LABOUR today begins the 2001 General Election campaign with a 13 per cent lead in key marginal seats in the North, The Northern Echo can reveal.

Yesterday, Prime Minister Tony Blair said he was seeking "a mandate for fresh, radical change", as he confirmed June 7 would be polling day.

But one of the most striking findings of The Northern Echo's phone poll, of 2,222 voters in four constituencies, is that nearly a third have yet to make up their minds.

Our poll in the traditionally marginal seats of Stockton South, Middlesbrough South and East Cleveland, and Scarborough and Whitby - and also in Hartlepool where the sitting MP Peter Mandelson has been dogged by controversy - gives Labour 38 per cent of the vote, the Conservatives 25 per cent, the Liberal Democrats 4.5 per cent, with the 'Don't Knows' on 31.5 per cent.

After asking the Queen to approve his plans to dissolve Parliament on Monday, the Prime Minister made public the election date in a hastily-convened but carefully-choreographed speech at a south London school yesterday afternoon.

He said he approached the election "with a sense of both humility and hope" and added that the gap between the parties was now "probably more fundamental and more stark than at any time since 1983".

He addressed concerns that, despite Labour's big lead in the polls, there were still a lot of voters unsure about whether his party deserved a second term of office, saying the campaign "is not just to win your vote - it is to win your heart and your mind for the change our country needs to face the challenges of the future".

For the first time in modern history, the two main party leaders represent adjoining constituencies, with only the River Tees between Croft and Hurworth, to the south of Darlington, standing between them. The Northern Echo is in the unique position of being the local paper for both party leaders.

Tory leader William Hague, the MP for Richmond on the south side of the Tees, launched the Conservative campaign with a soapbox address in which he promised to "give you back your country".

A beaming Mr Hague, with wife Ffion in Watford town centre, Hertfordshire, insisted that despite opinion polls putting his party up to 18 points behind Labour, he was confident of victory.

He identified crime, taxes, discipline in schools and Europe as key issues on which he will fight.

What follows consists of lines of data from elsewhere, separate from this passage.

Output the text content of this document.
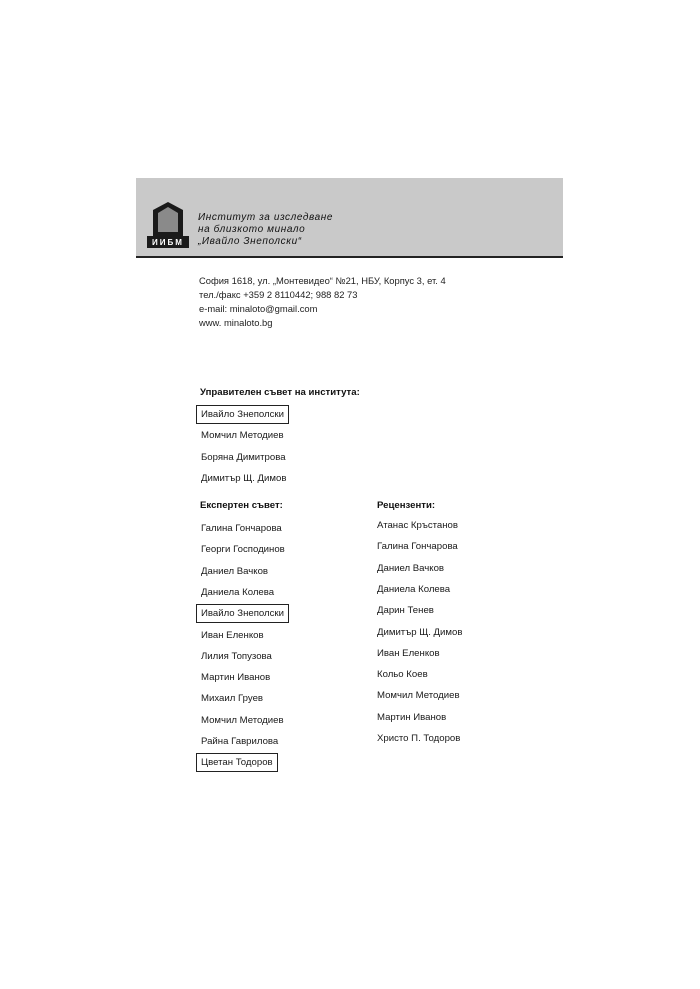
ИИБМ
Институт за изследване
на близкото минало
„Ивайло Знеполски“
София 1618, ул. „Монтевидео“ №21, НБУ, Корпус 3, ет. 4
тел./факс +359 2 8110442; 988 82 73
e-mail: minaloto@gmail.com
www. minaloto.bg
Управителен съвет на института:
Ивайло Знеполски
Момчил Методиев
Боряна Димитрова
Димитър Щ. Димов
Експертен съвет:
Галина Гончарова
Георги Господинов
Даниел Вачков
Даниела Колева
Ивайло Знеполски
Иван Еленков
Лилия Топузова
Мартин Иванов
Михаил Груев
Момчил Методиев
Райна Гаврилова
Цветан Тодоров
Рецензенти:
Атанас Кръстанов
Галина Гончарова
Даниел Вачков
Даниела Колева
Дарин Тенев
Димитър Щ. Димов
Иван Еленков
Кольо Коев
Момчил Методиев
Мартин Иванов
Христо П. Тодоров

Mr Hague told cheering supporters: "When Tony Blair called the election this afternoon, he wasn't so much running on his record as running away from his record, not so much asking for a second term as asking for a second chance."

Liberal Democrat leader Charles Kennedy said: "A government which is stressing the need for humility does itself have quite a lot to be humble about. We are going to put quality service delivery in the public sector at the heart of our campaign."

But in his speech at St Saviour's and St Olave's Church of England School for Girls, Mr Blair said that his 1997 landslide "was never a reason to do the job quickly but to do it properly, for the long term".

He summed up his appeal: "So the work goes on and now I seek a mandate not simply for more of the same. I seek a fresh mandate for fresh and radical change."

Election fever moves to the Commons tomorrow for the last Prime Minister's Question Time of this parliament, in what is bound to be a bearpit atmosphere.